By Corey Everitt
Prolific chemical engineer and Harkaway resident, David Vernon Boger AC has been named a Companion of the Order of Australia this Australia Day, honouring an authoritative voice and career with impact across the world.
Mr Boger, 84 and now retired, is one of four across the country to become a companion in the 2024 Australia Day honours. He has received numerous accolades through his career, yet this stands as the highest.
“I didn’t expect it, when I heard of it I thought it was an AO, but this was unbelievable,” he said.
“It is quite an honour to be one of four this year to be named a companion and the only one from Victoria.
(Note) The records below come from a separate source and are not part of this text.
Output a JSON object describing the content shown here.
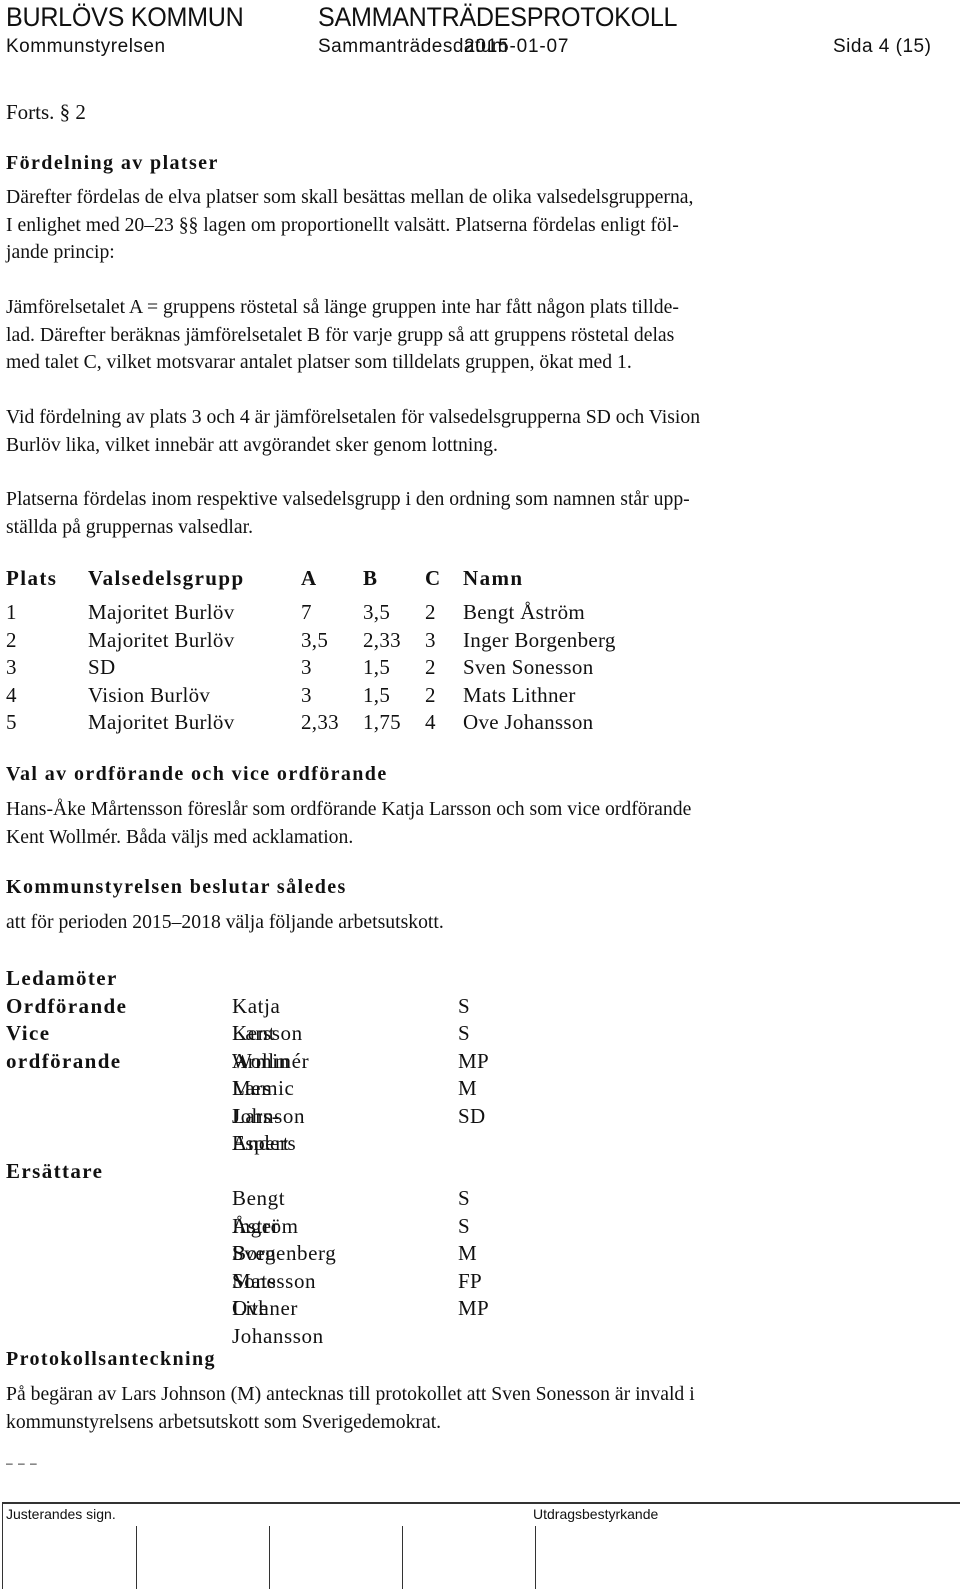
{
  "header": {
    "organization": "BURLÖVS KOMMUN",
    "document_type": "SAMMANTRÄDESPROTOKOLL",
    "body": "Kommunstyrelsen",
    "date_label": "Sammanträdesdatum",
    "date": "2015-01-07",
    "page": "Sida 4 (15)"
  },
  "continuation": "Forts. § 2",
  "sections": {
    "distribution": {
      "heading": "Fördelning av platser",
      "para1_lines": [
        "Därefter fördelas de elva platser som skall besättas mellan de olika valsedelsgrupperna,",
        "I enlighet med 20–23 §§ lagen om proportionellt valsätt. Platserna fördelas enligt föl-",
        "jande princip:"
      ],
      "para2_lines": [
        "Jämförelsetalet A = gruppens röstetal så länge gruppen inte har fått någon plats tillde-",
        "lad. Därefter beräknas jämförelsetalet B för varje grupp så att gruppens röstetal delas",
        "med talet C, vilket motsvarar antalet platser som tilldelats gruppen, ökat med 1."
      ],
      "para3_lines": [
        "Vid fördelning av plats 3 och 4 är jämförelsetalen för valsedelsgrupperna SD och Vision",
        "Burlöv lika, vilket innebär att avgörandet sker genom lottning."
      ],
      "para4_lines": [
        "Platserna fördelas inom respektive valsedelsgrupp i den ordning som namnen står upp-",
        "ställda på gruppernas valsedlar."
      ]
    },
    "seat_table": {
      "columns": [
        "Plats",
        "Valsedelsgrupp",
        "A",
        "B",
        "C",
        "Namn"
      ],
      "rows": [
        [
          "1",
          "Majoritet Burlöv",
          "7",
          "3,5",
          "2",
          "Bengt Åström"
        ],
        [
          "2",
          "Majoritet Burlöv",
          "3,5",
          "2,33",
          "3",
          "Inger Borgenberg"
        ],
        [
          "3",
          "SD",
          "3",
          "1,5",
          "2",
          "Sven Sonesson"
        ],
        [
          "4",
          "Vision Burlöv",
          "3",
          "1,5",
          "2",
          "Mats Lithner"
        ],
        [
          "5",
          "Majoritet Burlöv",
          "2,33",
          "1,75",
          "4",
          "Ove Johansson"
        ]
      ]
    },
    "election": {
      "heading": "Val av ordförande och vice ordförande",
      "lines": [
        "Hans-Åke Mårtensson föreslår som ordförande Katja Larsson och som vice ordförande",
        "Kent Wollmér. Båda väljs med acklamation."
      ]
    },
    "decision": {
      "heading": "Kommunstyrelsen beslutar således",
      "text": "att för perioden 2015–2018 välja följande arbetsutskott."
    },
    "roster": {
      "members_heading": "Ledamöter",
      "members": [
        {
          "role": "Ordförande",
          "name": "Katja Larsson",
          "party": "S"
        },
        {
          "role": "Vice ordförande",
          "name": "Kent Wollmér",
          "party": "S"
        },
        {
          "role": "",
          "name": "Armin Memic",
          "party": "MP"
        },
        {
          "role": "",
          "name": "Lars Johnson",
          "party": "M"
        },
        {
          "role": "",
          "name": "Lars-Anders",
          "party": "SD"
        },
        {
          "role": "",
          "name": "Espert",
          "party": ""
        }
      ],
      "substitutes_heading": "Ersättare",
      "substitutes": [
        {
          "name": "Bengt Åström",
          "party": "S"
        },
        {
          "name": "Inger Borgenberg",
          "party": "S"
        },
        {
          "name": "Sven Sonesson",
          "party": "M"
        },
        {
          "name": "Mats Lithner",
          "party": "FP"
        },
        {
          "name": "Ove Johansson",
          "party": "MP"
        }
      ]
    },
    "note": {
      "heading": "Protokollsanteckning",
      "lines": [
        "På begäran av Lars Johnson (M) antecknas till protokollet att Sven Sonesson är invald i",
        "kommunstyrelsens arbetsutskott som Sverigedemokrat."
      ]
    }
  },
  "end_marker": "– – –",
  "footer": {
    "signature_label": "Justerandes sign.",
    "certification_label": "Utdragsbestyrkande"
  }
}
“It recognises a career of achievement, it’s the highest honour I have ever gotten.”
Mr Boger’s career as an engineer within the field of Rheology (flow behaviour and mechanics) studying Non-Newtonian fluids, which have had a large impact on waste and environmental management across the world.
Non-Newtonian fluids are those that don’t follow Newton’s law of viscosity. These are fluids whose resistance can be determined by the application of such things like force.
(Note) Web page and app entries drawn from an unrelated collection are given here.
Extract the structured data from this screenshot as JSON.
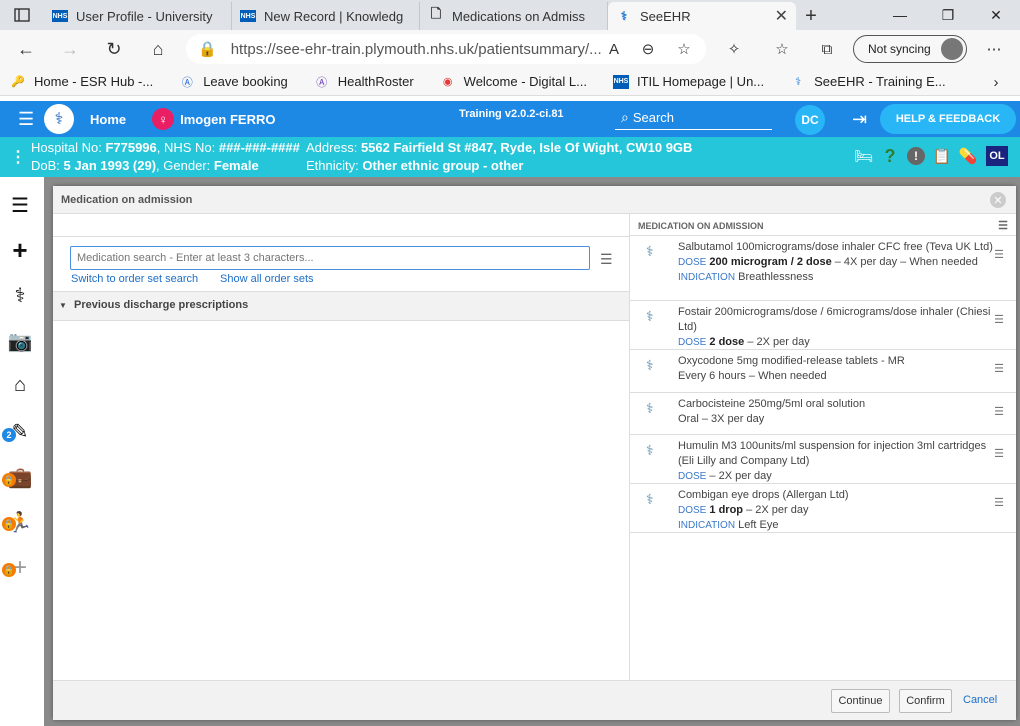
{
  "browser": {
    "tabs": [
      {
        "title": "User Profile - University",
        "icon": "nhs-favicon"
      },
      {
        "title": "New Record | Knowledg",
        "icon": "nhs-favicon"
      },
      {
        "title": "Medications on Admiss",
        "icon": "document-icon"
      },
      {
        "title": "SeeEHR",
        "icon": "seeehr-favicon"
      }
    ],
    "url": "https://see-ehr-train.plymouth.nhs.uk/patientsummary/...",
    "sync_label": "Not syncing",
    "favorites": [
      {
        "label": "Home - ESR Hub -...",
        "icon": "esr-icon"
      },
      {
        "label": "Leave booking",
        "icon": "letter-a-icon"
      },
      {
        "label": "HealthRoster",
        "icon": "letter-a-icon"
      },
      {
        "label": "Welcome - Digital L...",
        "icon": "circle-icon"
      },
      {
        "label": "ITIL Homepage | Un...",
        "icon": "nhs-favicon"
      },
      {
        "label": "SeeEHR - Training E...",
        "icon": "seeehr-favicon"
      }
    ]
  },
  "ehr": {
    "home_label": "Home",
    "patient_name": "Imogen FERRO",
    "version": "Training v2.0.2-ci.81",
    "search_label": "Search",
    "user_initials": "DC",
    "help_label": "HELP & FEEDBACK",
    "banner": {
      "hospital_no_label": "Hospital No:",
      "hospital_no": "F775996",
      "nhs_no_label": ", NHS No:",
      "nhs_no": "###-###-####",
      "dob_label": "DoB:",
      "dob": "5 Jan 1993 (29)",
      "gender_label": ", Gender:",
      "gender": "Female",
      "address_label": "Address:",
      "address": "5562 Fairfield St #847, Ryde, Isle Of Wight, CW10 9GB",
      "ethnicity_label": "Ethnicity:",
      "ethnicity": "Other ethnic group - other",
      "ol_badge": "OL"
    },
    "sidebar_badge": "2"
  },
  "modal": {
    "title": "Medication on admission",
    "search_placeholder": "Medication search - Enter at least 3 characters...",
    "switch_link": "Switch to order set search",
    "show_all_link": "Show all order sets",
    "prev_discharge": "Previous discharge prescriptions",
    "right_header": "MEDICATION ON ADMISSION",
    "meds": [
      {
        "name": "Salbutamol 100micrograms/dose inhaler CFC free (Teva UK Ltd)",
        "dose_label": "DOSE",
        "dose": "200 microgram / 2 dose",
        "freq": " – 4X per day – When needed",
        "ind_label": "INDICATION",
        "indication": "Breathlessness"
      },
      {
        "name": "Fostair 200micrograms/dose / 6micrograms/dose inhaler (Chiesi Ltd)",
        "dose_label": "DOSE",
        "dose": "2 dose",
        "freq": " – 2X per day",
        "ind_label": "",
        "indication": ""
      },
      {
        "name": "Oxycodone 5mg modified-release tablets - MR",
        "dose_label": "",
        "dose": "",
        "freq": "Every 6 hours – When needed",
        "ind_label": "",
        "indication": ""
      },
      {
        "name": "Carbocisteine 250mg/5ml oral solution",
        "dose_label": "",
        "dose": "",
        "freq": "Oral – 3X per day",
        "ind_label": "",
        "indication": ""
      },
      {
        "name": "Humulin M3 100units/ml suspension for injection 3ml cartridges (Eli Lilly and Company Ltd)",
        "dose_label": "DOSE",
        "dose": "",
        "freq": " – 2X per day",
        "ind_label": "",
        "indication": ""
      },
      {
        "name": "Combigan eye drops (Allergan Ltd)",
        "dose_label": "DOSE",
        "dose": "1 drop",
        "freq": " – 2X per day",
        "ind_label": "INDICATION",
        "indication": "Left Eye"
      }
    ],
    "continue_label": "Continue",
    "confirm_label": "Confirm",
    "cancel_label": "Cancel"
  }
}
A common example, tomato sauce is a Non-Newtonian fluid, as when shaken it will thin.
Mr Boger invented a certain type of Non-Newtonian Fluid which is called Constant viscosity elastic fluid, commonly known as Boger Fluids.
Invented in the 1970s, Boger fluids have both liquid and solid properties, flowing when poured and more elastic when stretched.
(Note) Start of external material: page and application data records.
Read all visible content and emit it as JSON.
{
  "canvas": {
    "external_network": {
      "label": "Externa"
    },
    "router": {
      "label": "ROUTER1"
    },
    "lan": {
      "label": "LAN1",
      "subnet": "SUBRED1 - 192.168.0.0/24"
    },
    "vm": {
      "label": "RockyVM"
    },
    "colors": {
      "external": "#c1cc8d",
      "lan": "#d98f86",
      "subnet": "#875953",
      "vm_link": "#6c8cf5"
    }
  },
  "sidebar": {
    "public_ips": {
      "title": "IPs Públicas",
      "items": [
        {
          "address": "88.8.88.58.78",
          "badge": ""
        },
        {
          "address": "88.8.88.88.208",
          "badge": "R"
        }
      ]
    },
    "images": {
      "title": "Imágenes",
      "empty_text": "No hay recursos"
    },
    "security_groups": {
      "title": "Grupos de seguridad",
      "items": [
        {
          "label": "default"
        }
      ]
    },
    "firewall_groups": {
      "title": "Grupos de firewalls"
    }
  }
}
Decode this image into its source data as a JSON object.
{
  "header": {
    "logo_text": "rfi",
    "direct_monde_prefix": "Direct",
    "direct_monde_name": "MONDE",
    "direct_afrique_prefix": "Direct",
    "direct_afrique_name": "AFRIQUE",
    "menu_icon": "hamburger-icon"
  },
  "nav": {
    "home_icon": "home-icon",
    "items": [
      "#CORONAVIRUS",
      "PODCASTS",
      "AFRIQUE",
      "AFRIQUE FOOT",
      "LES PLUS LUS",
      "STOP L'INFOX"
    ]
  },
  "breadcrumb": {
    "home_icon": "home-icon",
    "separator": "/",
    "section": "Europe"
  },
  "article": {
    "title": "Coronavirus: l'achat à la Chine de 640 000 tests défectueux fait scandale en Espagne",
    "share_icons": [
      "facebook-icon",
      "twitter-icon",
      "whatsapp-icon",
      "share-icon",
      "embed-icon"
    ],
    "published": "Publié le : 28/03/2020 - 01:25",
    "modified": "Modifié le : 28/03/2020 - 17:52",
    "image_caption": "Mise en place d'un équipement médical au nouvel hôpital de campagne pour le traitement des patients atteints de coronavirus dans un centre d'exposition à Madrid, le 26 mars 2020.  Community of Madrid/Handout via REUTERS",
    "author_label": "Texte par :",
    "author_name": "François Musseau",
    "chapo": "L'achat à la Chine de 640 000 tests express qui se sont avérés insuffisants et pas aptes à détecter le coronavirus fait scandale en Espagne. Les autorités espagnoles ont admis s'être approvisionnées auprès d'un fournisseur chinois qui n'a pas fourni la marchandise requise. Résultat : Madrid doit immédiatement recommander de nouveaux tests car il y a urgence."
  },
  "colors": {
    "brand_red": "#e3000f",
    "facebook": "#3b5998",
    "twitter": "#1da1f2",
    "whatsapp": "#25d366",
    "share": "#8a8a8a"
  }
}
“It’s like slime, you know, the kids’ toy,” he describes it.
This slime would have an impact on waste management across the world, something Mr Boger couldn’t expect at the time.
His work would lead to the development of a more sustainable practice for disposing of bauxite residue, the environmentally hazardous material exhausted from the production of aluminium, also called ‘red mud’.
Red mud is diluted and deposited into massive tailing dams, such dams throughout the world have failed in the past leading to environmental catastrophe that has injured and killed.
Aluminium giant Alcoa, using Boger fluids, were the first to manufacture a way for red mud to be handled in a far thicker and less voluminous state which greatly minimised risk of failure.
Now Boger fluids are used throughout the world, because of this mining companies take Rheology seriously.
“They did it, but we taught them how to handle these materials,” Mr Boger said.
“It has changed the industry, there are annual meetings on mining waste and we took Rheology to those meetings and now almost every year there is a course in basic Rheology.”
Mr Boger’s work also influenced insecticides for agriculture, allowing for sprays that applied densely and evenly to crops that minimised its drift.
Boger fluids are also used for crude oil; they were developed to help ease the flow and reduce dangerous clogging in pipelines by mitigating the drag of paraffin wax.
Mr Boger is an Emeritus Professor, serving both Monash University and the University of Melbourne for 50 years.
He was born in Pennsylvania and moved to Australia in 1965 to take up the role of lecturer at then-new Monash University.
“It was a three-year appointment, I thought I would only stay here for three years and I stayed forever,” he said.
Mr Boger would move to Harkaway in 1973 to the home he still lives in today.
He authored 367 technical publications and co-authored 5 books. He served on numerous national scientific organisations; including President of the Australian Society of Rheology to a council member of the Australian Academy of Science.
He is a fellow of the prestigious Royal Society of London, a member of the US National Academy of Engineering and an Inaugural Bragg Member of the Royal Institute of Australia.
In 2005 he received the Prime Minister’s Prize for Science, in 2005 he was awarded the Gold Medal of the British Society of Rheology and he was given a Centenary Medal in 2003.